Autoridades na Indonésia descobriram uma fábrica que produzia uma variedade de condimentos e molhos falsos em condições insalubres. (Foto: Interpol)

Numa operação conjunta entre a INTERPOL e a Europol, foram apreendidos € 230 milhões de alimentos e bebidas falsificados e abaixo do padrão. A operação, realizada em todos os países da 61, revelou uma ampla gama de fraudes alimentares em produtos que variam de azeite a produtos de luxo e bebidas alcoólicas.

Criminosos fingirão qualquer tipo de comida e bebida sem pensar no custo humano, desde que tenham lucro.- Françoise Dorcier, INTERPOL

A operação OPSON VI atacou os criminosos por trás de práticas alimentares fraudulentas e descobriu novas tendências na fraude alimentar. A água mineral falsificada estava entre os produtos falsificados detectados durante a operação global.

Em um comunicado à imprensa, Françoise Dorcier, Coordenadora do Programa de Bens Ilícitos e Saúde Global da INTERPOL, disse: “Esta operação mostrou mais uma vez que os criminosos falsificam qualquer tipo de comida e bebida sem pensar no custo humano, desde que tenham lucro. . Embora milhares de mercadorias falsificadas tenham sido retiradas de circulação, continuamos a incentivar o público a permanecer vigilante sobre os produtos que compra. ”

Os países 61 participaram do OPSON VI de dezembro de 1, 2016 a março de 31, 2017. Cada país realizou sua própria operação nacional envolvendo policiais, agentes aduaneiros, órgãos reguladores de alimentos e parceiros do setor privado.

Um total de verificações do 50,000 foi realizado em lojas, mercados, aeroportos, portos marítimos e propriedades industriais. Ao final da operação, foram apreendidas toneladas de alimentos 9,800, milhões de litros de líquidos e milhões de itens da 26.4.



Na Dinamarca, a operação se concentrou no azeite. A Administração Veterinária e de Alimentos analisou amostras vendidas em supermercados para verificar sua conformidade com os regulamentos de rotulagem. Os resultados mostraram que muitos dos “azeites virgens” testados eram de fato misturas, ou lam­pante oleo.

As autoridades da Noruega e da Áustria também testaram amostras de azeite durante a operação. Suas descobertas não foram divulgadas, mas detalhes serão divulgados ainda este ano.

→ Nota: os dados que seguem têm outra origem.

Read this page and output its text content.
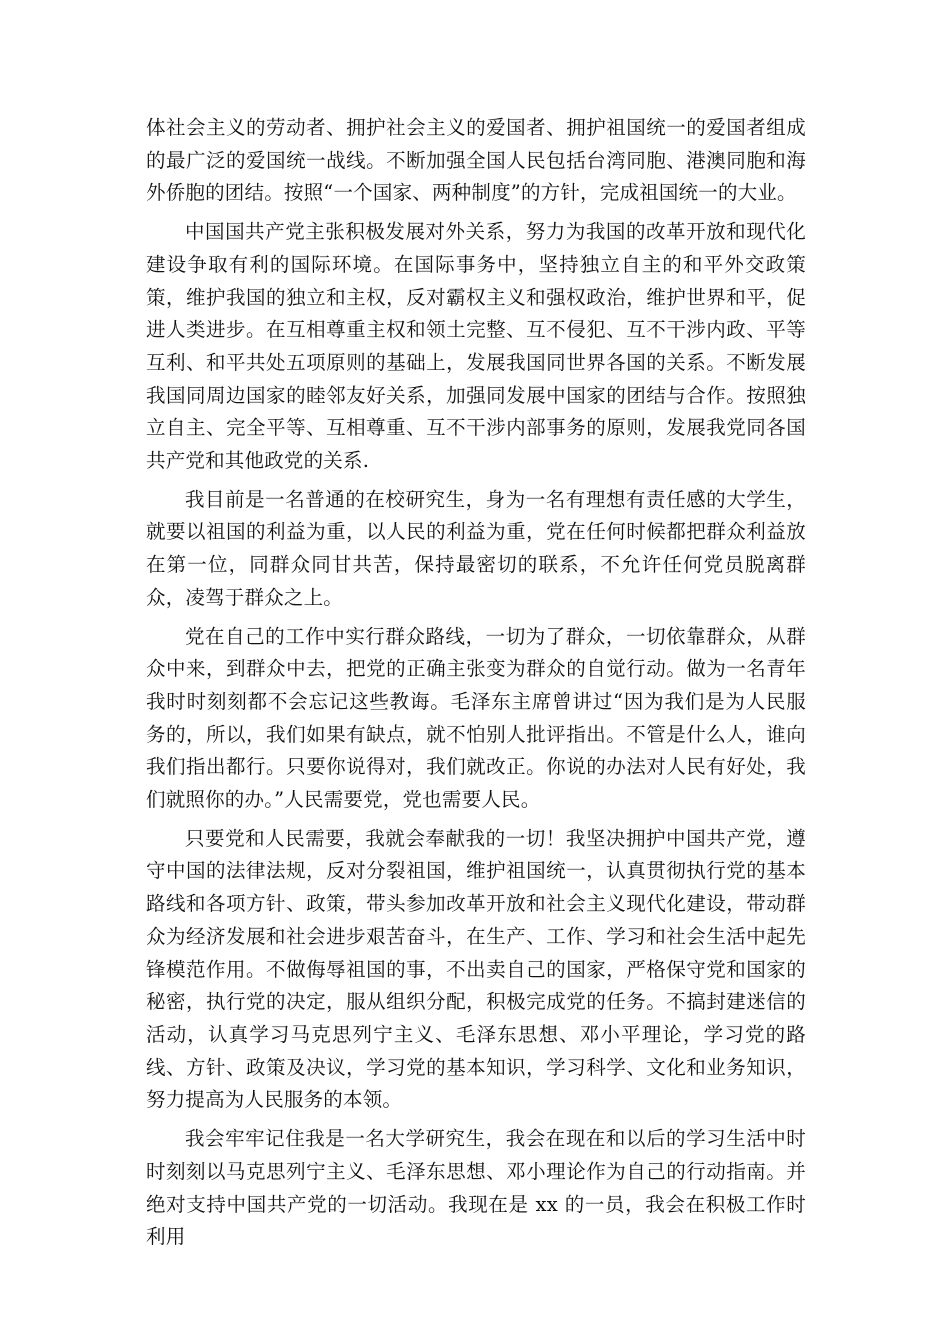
体社会主义的劳动者、拥护社会主义的爱国者、拥护祖国统一的爱国者组成的最广泛的爱国统一战线。不断加强全国人民包括台湾同胞、港澳同胞和海外侨胞的团结。按照“一个国家、两种制度”的方针，完成祖国统一的大业。

中国国共产党主张积极发展对外关系，努力为我国的改革开放和现代化建设争取有利的国际环境。在国际事务中，坚持独立自主的和平外交政策策，维护我国的独立和主权，反对霸权主义和强权政治，维护世界和平，促进人类进步。在互相尊重主权和领土完整、互不侵犯、互不干涉内政、平等互利、和平共处五项原则的基础上，发展我国同世界各国的关系。不断发展我国同周边国家的睦邻友好关系，加强同发展中国家的团结与合作。按照独立自主、完全平等、互相尊重、互不干涉内部事务的原则，发展我党同各国共产党和其他政党的关系.

我目前是一名普通的在校研究生，身为一名有理想有责任感的大学生，就要以祖国的利益为重，以人民的利益为重，党在任何时候都把群众利益放在第一位，同群众同甘共苦，保持最密切的联系，不允许任何党员脱离群众，凌驾于群众之上。

党在自己的工作中实行群众路线，一切为了群众，一切依靠群众，从群众中来，到群众中去，把党的正确主张变为群众的自觉行动。做为一名青年我时时刻刻都不会忘记这些教诲。毛泽东主席曾讲过“因为我们是为人民服务的，所以，我们如果有缺点，就不怕别人批评指出。不管是什么人，谁向我们指出都行。只要你说得对，我们就改正。你说的办法对人民有好处，我们就照你的办。”人民需要党，党也需要人民。

只要党和人民需要，我就会奉献我的一切！我坚决拥护中国共产党，遵守中国的法律法规，反对分裂祖国，维护祖国统一，认真贯彻执行党的基本路线和各项方针、政策，带头参加改革开放和社会主义现代化建设，带动群众为经济发展和社会进步艰苦奋斗，在生产、工作、学习和社会生活中起先锋模范作用。不做侮辱祖国的事，不出卖自己的国家，严格保守党和国家的秘密，执行党的决定，服从组织分配，积极完成党的任务。不搞封建迷信的活动，认真学习马克思列宁主义、毛泽东思想、邓小平理论，学习党的路线、方针、政策及决议，学习党的基本知识，学习科学、文化和业务知识，努力提高为人民服务的本领。

我会牢牢记住我是一名大学研究生，我会在现在和以后的学习生活中时时刻刻以马克思列宁主义、毛泽东思想、邓小理论作为自己的行动指南。并绝对支持中国共产党的一切活动。我现在是 xx 的一员，我会在积极工作时利用
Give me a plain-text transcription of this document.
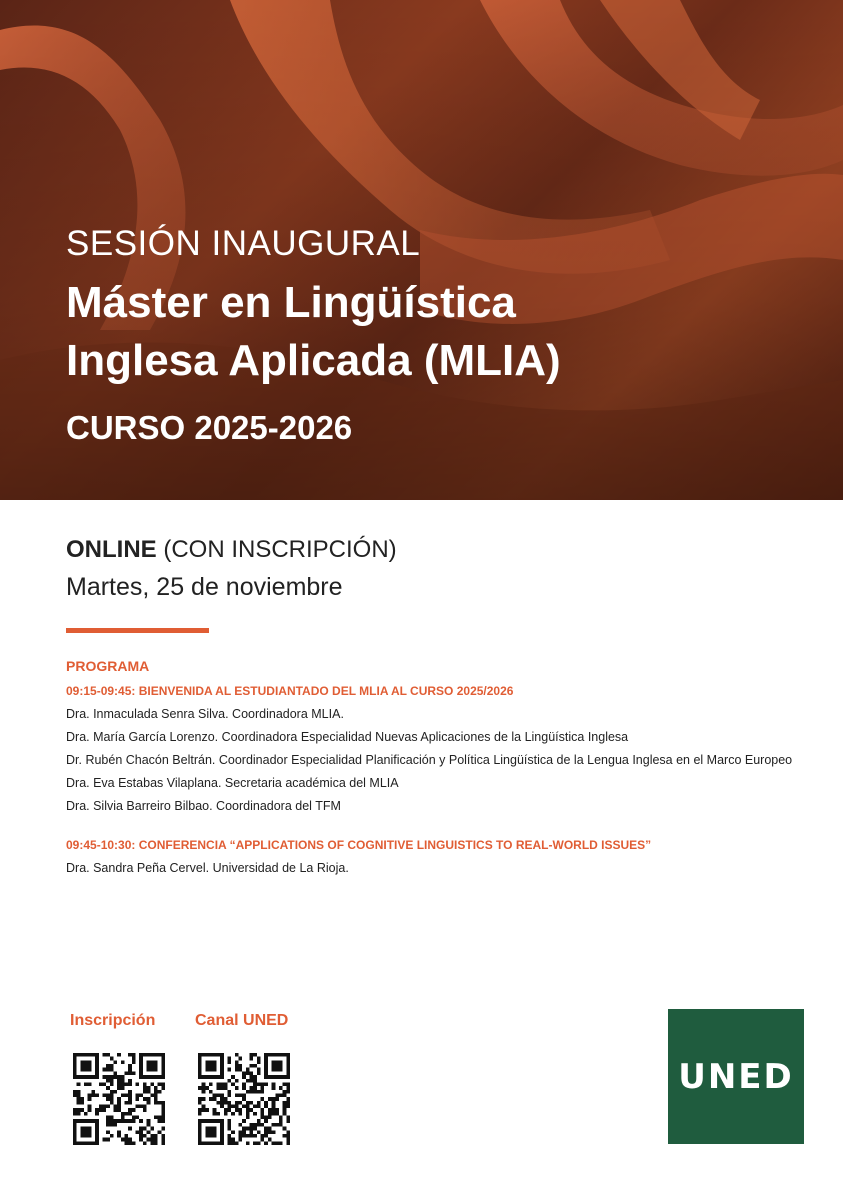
SESIÓN INAUGURAL
Máster en Lingüística
Inglesa Aplicada (MLIA)
CURSO 2025-2026
ONLINE (CON INSCRIPCIÓN)
Martes, 25 de noviembre
PROGRAMA
09:15-09:45: BIENVENIDA AL ESTUDIANTADO DEL MLIA AL CURSO 2025/2026
Dra. Inmaculada Senra Silva. Coordinadora MLIA.
Dra. María García Lorenzo. Coordinadora Especialidad Nuevas Aplicaciones de la Lingüística Inglesa
Dr. Rubén Chacón Beltrán. Coordinador Especialidad Planificación y Política Lingüística de la Lengua Inglesa en el Marco Europeo
Dra. Eva Estabas Vilaplana. Secretaria académica del MLIA
Dra. Silvia Barreiro Bilbao. Coordinadora del TFM
09:45-10:30: CONFERENCIA “APPLICATIONS OF COGNITIVE LINGUISTICS TO REAL-WORLD ISSUES”
Dra. Sandra Peña Cervel. Universidad de La Rioja.
Inscripción Canal UNED
UNED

Os países participantes receberam treinamento específico da Europol sobre a qualidade do azeite antes da operação para ajudá-los a detectar fraudes.

As operações fraudulentas de alimentos foram comuns e generalizadas. Na Alemanha, verificou-se que os produtos de avelã continham amendoins não declarados, enquanto na França, cubos de temperos falsos estavam sendo passados ​​como uma marca líder.



Na Itália, água mineral e vinho ficaram sob os holofotes. Foram descobertos os litros 266,000 de água mineral falsa, embalados de maneira semelhante a uma marca registrada. Também foram apreendidos vinhos falsificados que se apresentavam como uma marca famosa e protegida.

Na Grécia, cinco pessoas foram presas após a descoberta de álcool contrabandeado da Bulgária. Cerca de 1,300 litros de vodka e uísque foram apreendidos.

Em Portugal, as sardinhas após o início eram embaladas em uma planta não licenciada. Enquanto isso, na Espanha, eram vendidas amêijoas impróprias para consumo humano.

Na Irlanda, os criminosos foram pegos em flagrante transportando carne não refrigerada, desembalada e sem rótulo em uma van, juntamente com tabaco e álcool.

Os países 61 participaram do OPSON VI, um aumento do 57 no 2016. Esta foi a sexta operação conjunta sucessiva.